— Je vous le répète, Philippe, ce secret n’est pas le mien.
Le visage de Philippe Beyle subit une contraction douloureuse. Amélie s’en aperçut.
— Philippe, reprit-elle avec un accent de tendresse infinie, il est impossible que vous n’ayez pas en moi une confiance pleine et entière. Vous savez si je vous aime ; au nom de cet amour, qui est et sera le bonheur de toute ma vie, je vous supplie de ne pas insister. Vous ne pouvez pas douter de mon honnêteté : que cela vous suffise.
— La pensée qu’il y a dans un coin de votre cœur une ombre impénétrable pour moi, cette pensée détruit ma tranquillité autant qu’elle offense mon juste orgueil.
— Votre orgueil, en effet, murmura-t-elle.
— Le nôtre, Amélie. Je suis votre protecteur unique, votre conseil absolu, votre guide responsable. Quels que soient les engagements que vous ayez pu prendre, mon autorité les rend nuls ; vos scrupules peuvent se regarder comme à l’abri sous ma volonté.

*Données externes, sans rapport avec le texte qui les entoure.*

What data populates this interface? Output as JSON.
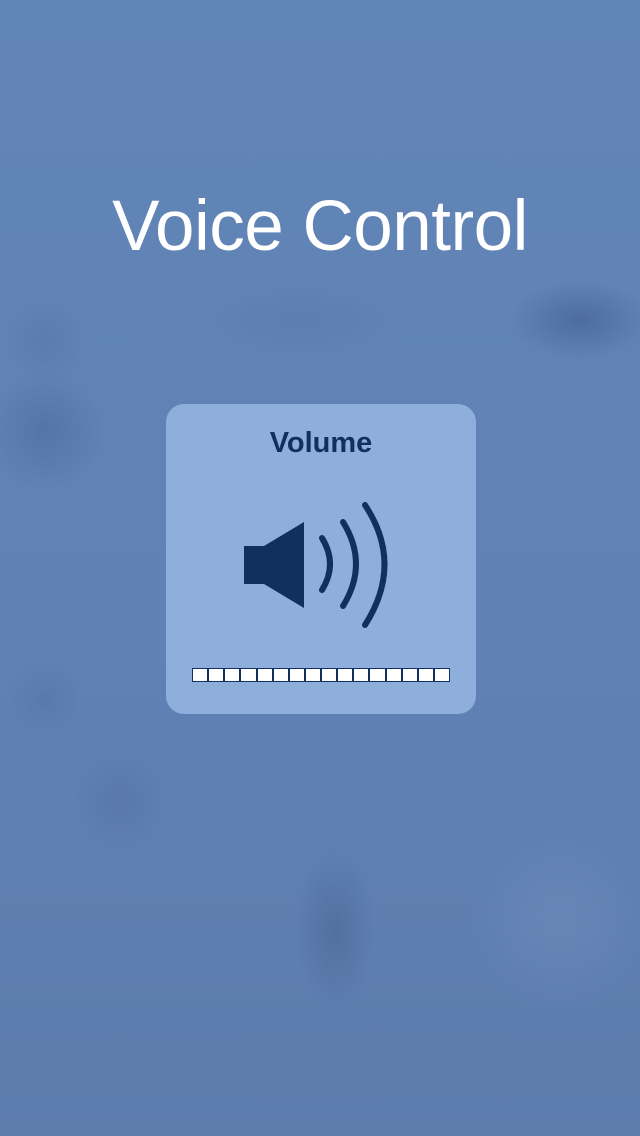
{
  "screen": {
    "title": "Voice Control"
  },
  "volume_hud": {
    "label": "Volume",
    "icon": "speaker-volume-icon",
    "level_segments_total": 16,
    "level_segments_filled": 0,
    "colors": {
      "panel": "#8eaedb",
      "foreground": "#12305e",
      "segment_empty": "#ffffff"
    }
  }
}
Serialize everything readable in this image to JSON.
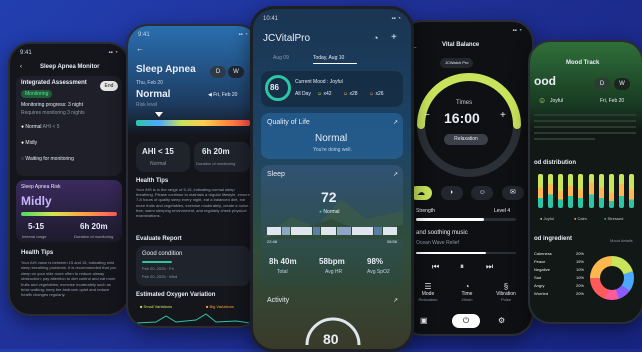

— Encore une fois, Philippe, votre honneur n’est pas en cause.
— Je l’ignore.
— Croyez-moi !
— La confiance, pour les esprits de ma trempe, ne naît que de la certitude.
— Votre réponse est cruelle.
— Pas autant que votre hésitation.
— Je suis la fille de Mme d’Ingrande, je suis votre femme. Votre nom sera toujours dignement porté.
— La fille de Mme d’Ingrande soit. Mais si vous ne m’appartenez pas entière, vous ne m’appartenez pas du tout.
— Oh ! Philippe !
— Vos velléités d’indépendance me créent une position que je ne puis accepter. Le mari fort fait la femme respectée. Il faut que je sois fort. Je veux tout savoir, Amélie.
— Même au prix d’une horrible trahison ?
— Vous ne trahissez personne en me confiant un secret qui m’appartient de droit, tandis que vous trahissez la foi conjugale en me dérobant ce secret.